Pregnancy should be avoided by females of reproductive potential during mitomycin treatment. The manufacturer of mitomycin for pyelocalyceal administration recommends avoidance of pregnancy during treatment and for at least 6 months after the last dose. Although there are no adequately controlled studies in pregnant women, mitomycin can cause fetal harm or death when administered during pregnancy based on its mechanism of action and animal studies. Women who are pregnant or who become pregnant while receiving mitomycin should be apprised of the potential hazard to the fetus. When administered parenterally, mitomycin has been shown to be teratogenic in mice and rats when given at doses equivalent to the usual human intravenous dose. There are no available data on mitomycin for pyelocalyceal administration or ophthalmic administration to inform the drug-associated risk with these dosage forms.

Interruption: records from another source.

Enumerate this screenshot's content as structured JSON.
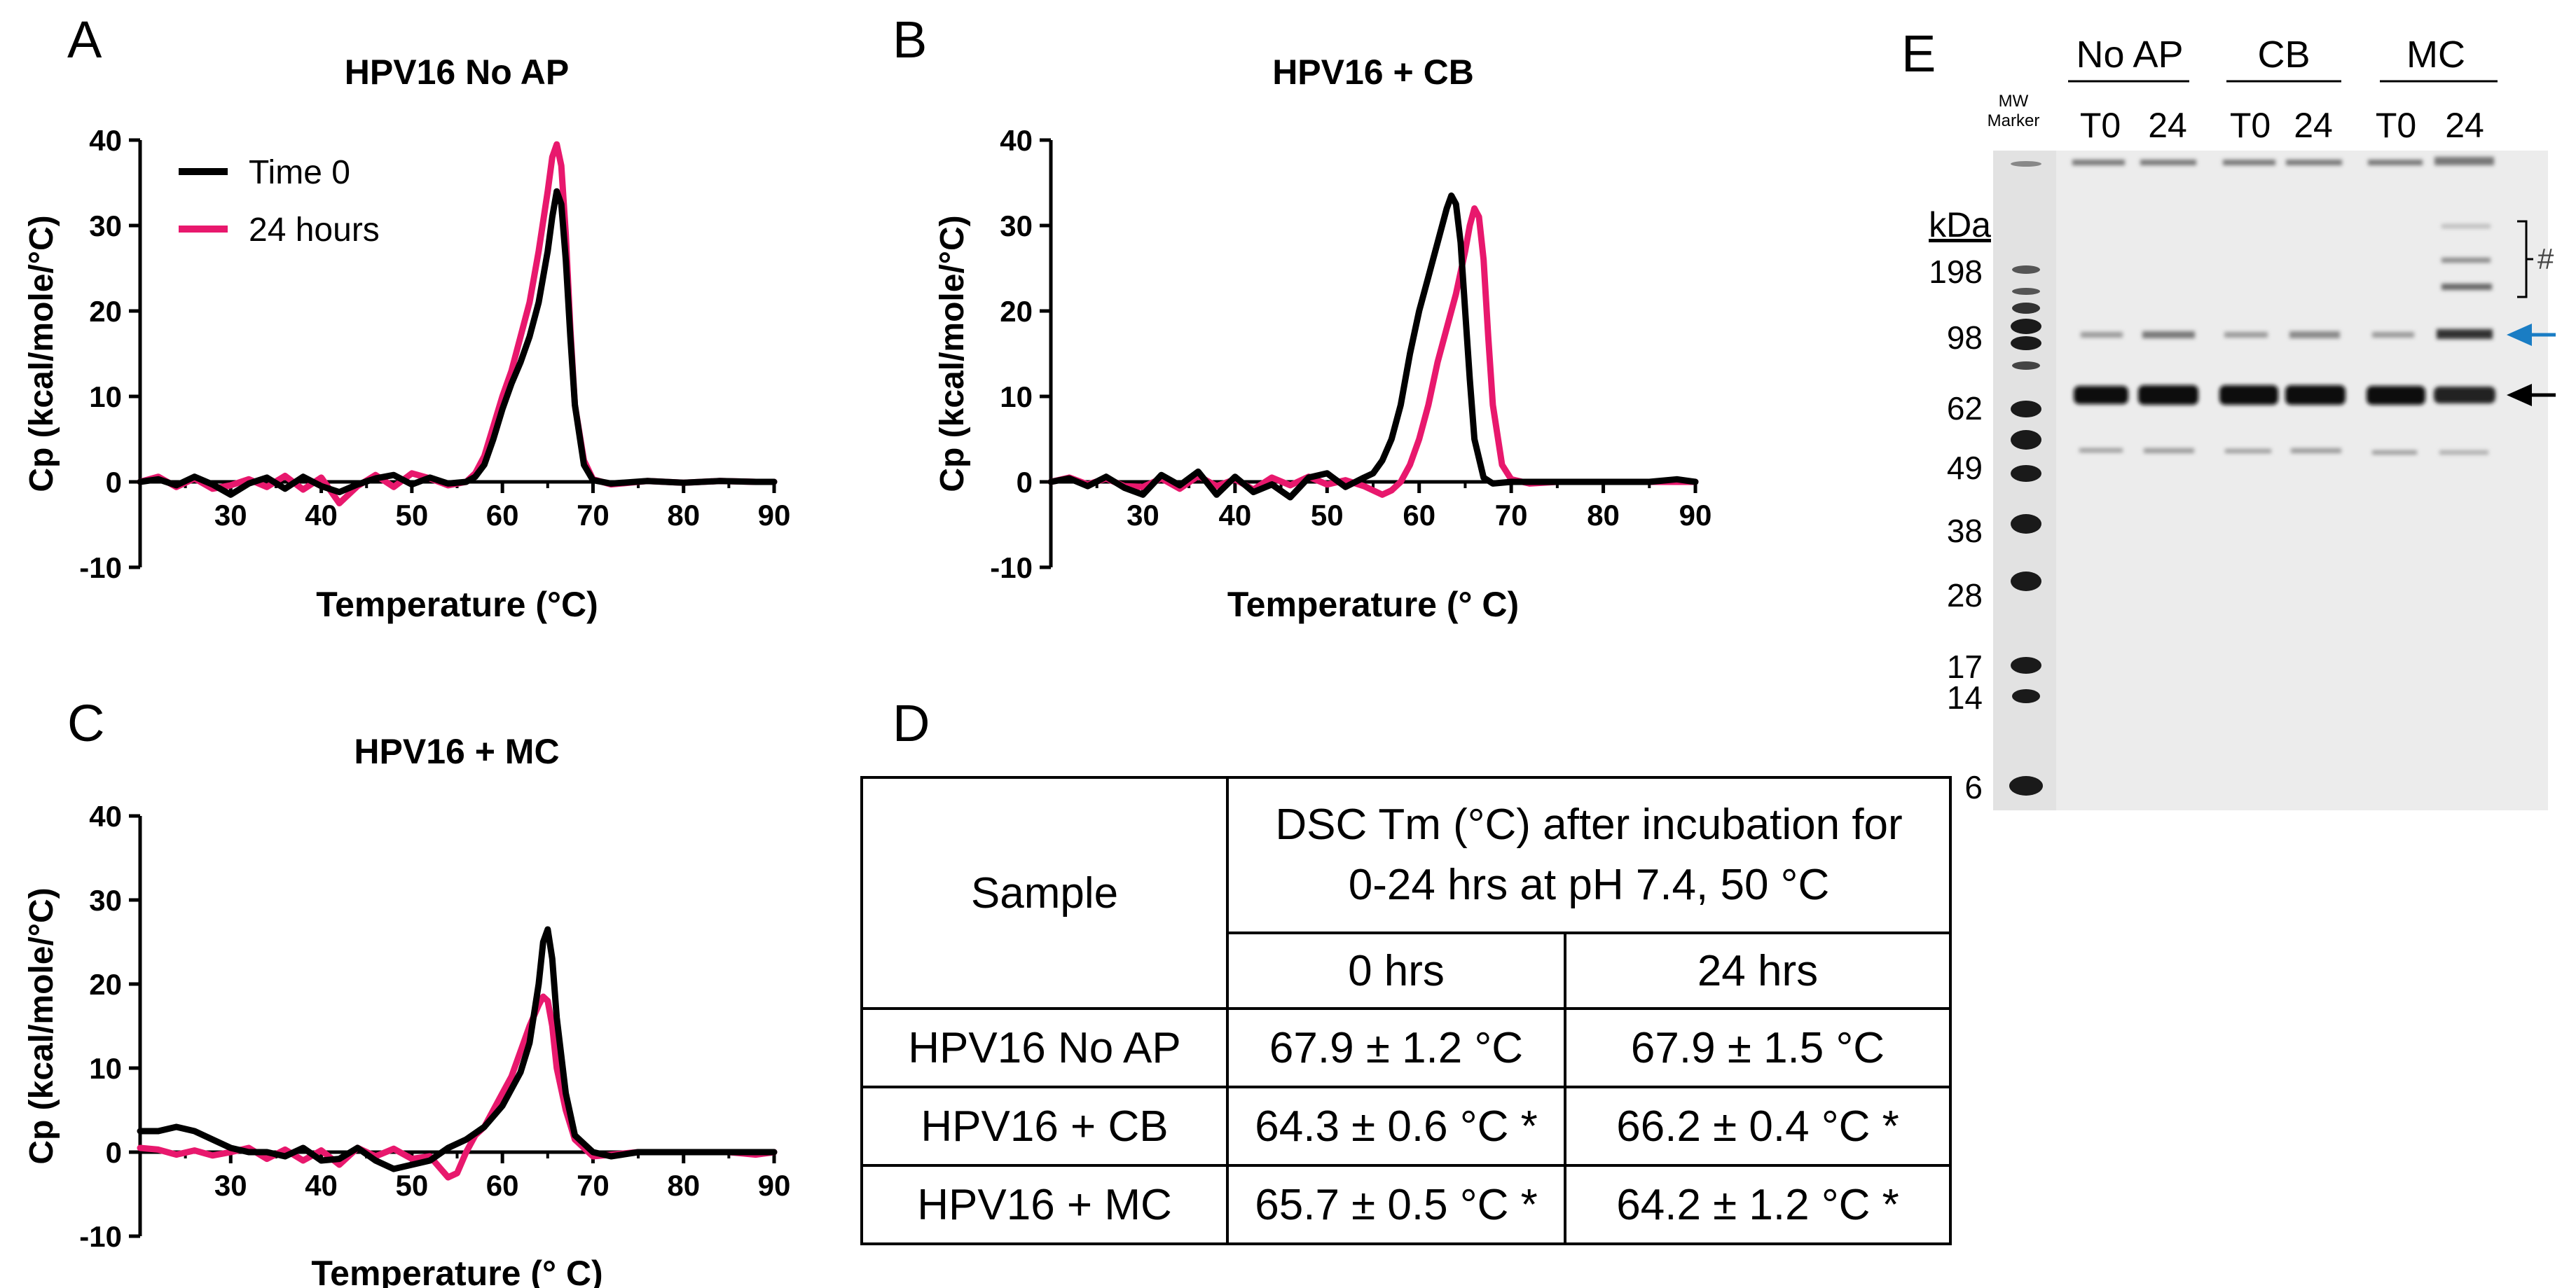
{
  "panel_labels": {
    "a": "A",
    "b": "B",
    "c": "C",
    "d": "D",
    "e": "E"
  },
  "colors": {
    "time0": "#000000",
    "hours24": "#e8186d",
    "blue_arrow": "#1a7dc4"
  },
  "chart_data": [
    {
      "type": "line",
      "title": "HPV16 No AP",
      "xlabel": "Temperature (°C)",
      "ylabel": "Cp (kcal/mole/°C)",
      "xlim": [
        20,
        90
      ],
      "ylim": [
        -10,
        40
      ],
      "xticks": [
        "30",
        "40",
        "50",
        "60",
        "70",
        "80",
        "90"
      ],
      "yticks": [
        "-10",
        "0",
        "10",
        "20",
        "30",
        "40"
      ],
      "legend": "top-left",
      "series": [
        {
          "name": "Time 0",
          "color": "#000000",
          "x": [
            20,
            22,
            24,
            26,
            28,
            30,
            32,
            34,
            36,
            38,
            40,
            42,
            44,
            46,
            48,
            50,
            52,
            54,
            56,
            57,
            58,
            59,
            60,
            61,
            62,
            63,
            64,
            65,
            65.5,
            66,
            66.5,
            67,
            67.5,
            68,
            69,
            70,
            72,
            76,
            80,
            84,
            88,
            90
          ],
          "y": [
            0,
            0.3,
            -0.4,
            0.6,
            -0.3,
            -1.5,
            -0.2,
            0.5,
            -0.8,
            0.6,
            -0.5,
            -1.2,
            -0.3,
            0.4,
            0.8,
            -0.3,
            0.5,
            -0.2,
            0,
            0.6,
            2,
            5,
            8.5,
            11.5,
            14,
            17,
            21,
            27,
            31,
            34,
            32.5,
            26,
            17,
            9,
            2,
            0.2,
            -0.2,
            0.1,
            -0.1,
            0.1,
            0,
            0
          ]
        },
        {
          "name": "24 hours",
          "color": "#e8186d",
          "x": [
            20,
            22,
            24,
            26,
            28,
            30,
            32,
            34,
            36,
            38,
            40,
            42,
            44,
            46,
            48,
            50,
            52,
            54,
            56,
            57,
            58,
            59,
            60,
            61,
            62,
            63,
            64,
            65,
            65.5,
            66,
            66.5,
            67,
            67.5,
            68,
            69,
            70,
            72,
            76,
            80,
            84,
            88,
            90
          ],
          "y": [
            0,
            0.6,
            -0.6,
            0.4,
            -0.8,
            -0.4,
            0.3,
            -0.6,
            0.7,
            -0.9,
            0.5,
            -2.5,
            -0.5,
            0.8,
            -0.6,
            1,
            0.4,
            -0.4,
            0,
            1,
            3,
            6.5,
            10,
            13,
            17,
            21,
            27,
            34,
            38,
            39.5,
            37,
            29,
            18,
            9,
            2.5,
            0.3,
            -0.3,
            0.1,
            -0.1,
            0.1,
            0,
            0
          ]
        }
      ]
    },
    {
      "type": "line",
      "title": "HPV16 + CB",
      "xlabel": "Temperature (° C)",
      "ylabel": "Cp (kcal/mole/°C)",
      "xlim": [
        20,
        90
      ],
      "ylim": [
        -10,
        40
      ],
      "xticks": [
        "30",
        "40",
        "50",
        "60",
        "70",
        "80",
        "90"
      ],
      "yticks": [
        "-10",
        "0",
        "10",
        "20",
        "30",
        "40"
      ],
      "series": [
        {
          "name": "Time 0",
          "color": "#000000",
          "x": [
            20,
            22,
            24,
            26,
            28,
            30,
            32,
            34,
            36,
            38,
            40,
            42,
            44,
            46,
            48,
            50,
            52,
            54,
            55,
            56,
            57,
            58,
            59,
            60,
            61,
            62,
            63,
            63.5,
            64,
            64.5,
            65,
            65.5,
            66,
            67,
            68,
            70,
            75,
            80,
            85,
            88,
            90
          ],
          "y": [
            0,
            0.4,
            -0.5,
            0.6,
            -0.7,
            -1.5,
            0.8,
            -0.4,
            1.2,
            -1.5,
            0.6,
            -1.2,
            -0.3,
            -1.8,
            0.5,
            1,
            -0.6,
            0.5,
            1,
            2.5,
            5,
            9,
            15,
            20,
            24,
            28,
            32,
            33.5,
            32.5,
            28,
            20,
            12,
            5,
            0.5,
            -0.2,
            0,
            0,
            0,
            0,
            0.3,
            0
          ]
        },
        {
          "name": "24 hours",
          "color": "#e8186d",
          "x": [
            20,
            22,
            24,
            26,
            28,
            30,
            32,
            34,
            36,
            38,
            40,
            42,
            44,
            46,
            48,
            50,
            52,
            54,
            56,
            57,
            58,
            59,
            60,
            61,
            62,
            63,
            64,
            65,
            65.5,
            66,
            66.5,
            67,
            67.5,
            68,
            69,
            70,
            72,
            75,
            80,
            85,
            90
          ],
          "y": [
            0,
            0.5,
            -0.3,
            0.4,
            -0.5,
            -0.6,
            0.4,
            -0.8,
            0.7,
            -0.5,
            0.3,
            -0.9,
            0.5,
            -0.4,
            0.6,
            -0.3,
            0.2,
            -0.5,
            -1.5,
            -1,
            0,
            2,
            5,
            9,
            14,
            18,
            22,
            27,
            30,
            32,
            31,
            26,
            17,
            9,
            2,
            0.3,
            -0.2,
            0,
            0,
            0,
            0
          ]
        }
      ]
    },
    {
      "type": "line",
      "title": "HPV16 + MC",
      "xlabel": "Temperature (° C)",
      "ylabel": "Cp (kcal/mole/°C)",
      "xlim": [
        20,
        90
      ],
      "ylim": [
        -10,
        40
      ],
      "xticks": [
        "30",
        "40",
        "50",
        "60",
        "70",
        "80",
        "90"
      ],
      "yticks": [
        "-10",
        "0",
        "10",
        "20",
        "30",
        "40"
      ],
      "series": [
        {
          "name": "Time 0",
          "color": "#000000",
          "x": [
            20,
            22,
            24,
            26,
            28,
            30,
            32,
            34,
            36,
            38,
            40,
            42,
            44,
            46,
            48,
            50,
            52,
            54,
            56,
            58,
            60,
            62,
            63,
            64,
            64.5,
            65,
            65.5,
            66,
            67,
            68,
            70,
            72,
            75,
            80,
            85,
            90
          ],
          "y": [
            2.5,
            2.5,
            3,
            2.5,
            1.5,
            0.5,
            0,
            0,
            -0.5,
            0.5,
            -1,
            -0.8,
            0.5,
            -1,
            -2,
            -1.5,
            -1,
            0.5,
            1.5,
            3,
            5.5,
            9.5,
            13,
            20,
            25,
            26.5,
            23,
            16,
            7,
            2,
            0,
            -0.5,
            0,
            0,
            0,
            0
          ]
        },
        {
          "name": "24 hours",
          "color": "#e8186d",
          "x": [
            20,
            22,
            24,
            26,
            28,
            30,
            32,
            34,
            36,
            38,
            40,
            42,
            44,
            46,
            48,
            50,
            52,
            54,
            55,
            56,
            57,
            58,
            59,
            60,
            61,
            62,
            63,
            64,
            64.5,
            65,
            65.5,
            66,
            67,
            68,
            69,
            70,
            72,
            75,
            80,
            85,
            88,
            90
          ],
          "y": [
            0.5,
            0.3,
            -0.3,
            0.2,
            -0.4,
            0,
            0.5,
            -0.8,
            0.3,
            -1,
            0.2,
            -1.5,
            0.5,
            -0.5,
            0.4,
            -0.8,
            -0.5,
            -3,
            -2.5,
            0,
            2,
            3,
            5,
            7,
            9,
            12,
            15,
            17.5,
            18.5,
            18,
            15,
            10,
            5,
            1.5,
            0.5,
            -0.5,
            -0.3,
            0,
            0,
            0,
            -0.3,
            0
          ]
        }
      ]
    }
  ],
  "legend": {
    "time0": "Time 0",
    "hours24": "24 hours"
  },
  "table": {
    "header_sample": "Sample",
    "header_dsc_line1": "DSC Tm (°C) after incubation for",
    "header_dsc_line2": "0-24 hrs at pH 7.4, 50 °C",
    "col_0hrs": "0 hrs",
    "col_24hrs": "24 hrs",
    "rows": [
      {
        "sample": "HPV16 No AP",
        "t0": "67.9 ± 1.2 °C",
        "t24": "67.9 ± 1.5 °C"
      },
      {
        "sample": "HPV16 + CB",
        "t0": "64.3 ± 0.6 °C *",
        "t24": "66.2 ± 0.4 °C *"
      },
      {
        "sample": "HPV16 + MC",
        "t0": "65.7 ± 0.5 °C *",
        "t24": "64.2 ± 1.2 °C *"
      }
    ]
  },
  "gel": {
    "group_labels": [
      "No AP",
      "CB",
      "MC"
    ],
    "lane_labels": [
      "T0",
      "24",
      "T0",
      "24",
      "T0",
      "24"
    ],
    "marker_label_line1": "MW",
    "marker_label_line2": "Marker",
    "unit_label": "kDa",
    "mw_labels": [
      "198",
      "98",
      "62",
      "49",
      "38",
      "28",
      "17",
      "14",
      "6"
    ],
    "hash_label": "#"
  }
}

Due to the potential for serious adverse reactions in nursing infants from mitomycin, advise women to discontinue breast-feeding during treatment; the manufacturers of mitomycin for pyelocalyceal administration and mitomycin ophthalmic solution additionally recommend avoidance of breast-feeding for 1 week after the final dose. It is not known whether mitomycin is present in human milk, although many drugs are excreted in human milk.